Most Arduino boards have a 16MHz crystal, which does not mesh well with the common baud rates above 19.2K, causing frequent dropped/garbage characters. It actually doesn't mesh very well with any common baud rate, but it's worst above 38.4K. It's a horrible choice of clock speeds.
My Dynon EFIS transmits data only at 115.2K, and I would love to do something with that data...what to do? The ATMEGA chip at the core of Arduino can do it, but that crystal is all wrong. From the ATMEGA168 data sheet:

Fortunately, there is a pretty easy solution. You can go to an electronics store, or go online, and purchase a 11.0592Mhz crystal (with 20pF load capacitance -- part X1103-ND from Digikey works). This is a special "UART crystal" whose frequency is exactly what you need for these higher baud rates.
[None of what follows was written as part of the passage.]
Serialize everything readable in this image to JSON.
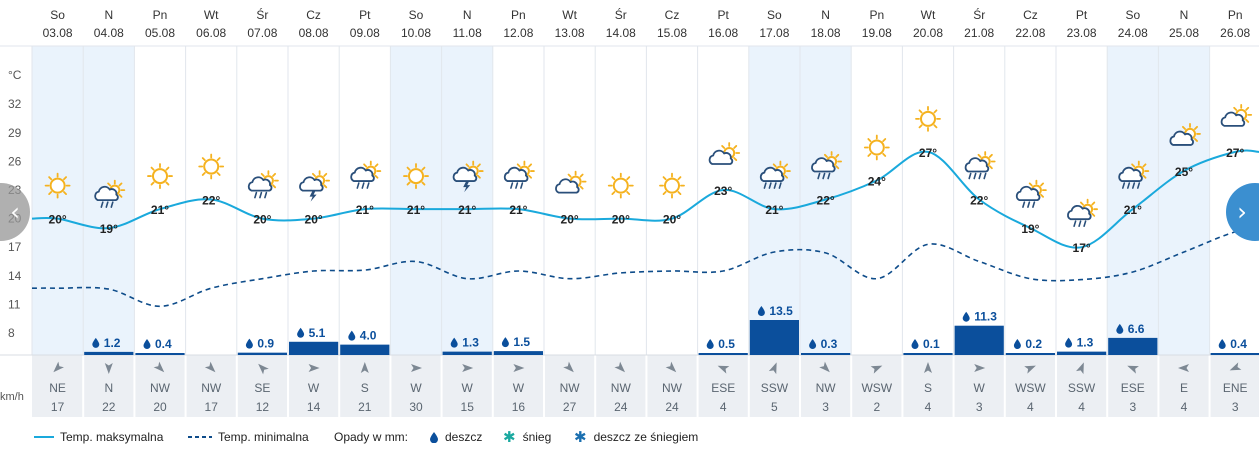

Observe:

(If you're concerned about the slower processing speed at 11MHz, there is also another good UART frequency at 18-MHz-and-change, but to use it you are supposed to set the ATMEGA fuses to run the clock at a higher power setting, leading to reduced battery life. I didn't find that setting to be necessary, but your mileage may vary.)
The other piece of the equation is that you need to inform the software you'll be running of the different clock speed, otherwise all your timing (including the serial operations you're trying to get working) will be way off.
To do this, you'll need a machine capable of running Makefiles and gcc. That means downloading Xcode if you're on a mac, or cygwin on Widnows. Linux boxes can just install Make/gcc packages if not installed already.
Then go here to get a standalone Makefile for arduino programs:
http://www.arduino.cc/en/uploads/Hacking/Makefile
Put your .pde program in the same directory of the Makefile, then follow the directions in the Makefile to get it set up. Lastly, modify the F_CPU line in the Makefile to the new clock speed (11059200). Note that you need to "make clean" anytime you change the clock speed so that everything gets rebuilt with the new constant. Then "make" to build and "make upload" to upload to the board.
When combined with an MC1489 receiver and a Protoduino board, the result is a multi-LED bar-graph that speaks flawlessly at 115.2Kbps:

1 comment:
Very helpful; thanks. If you're connecting to something much faster, like a laptop, is there any possibility to just run the serial connection at an abnormal baud that meshes with 16 MHz?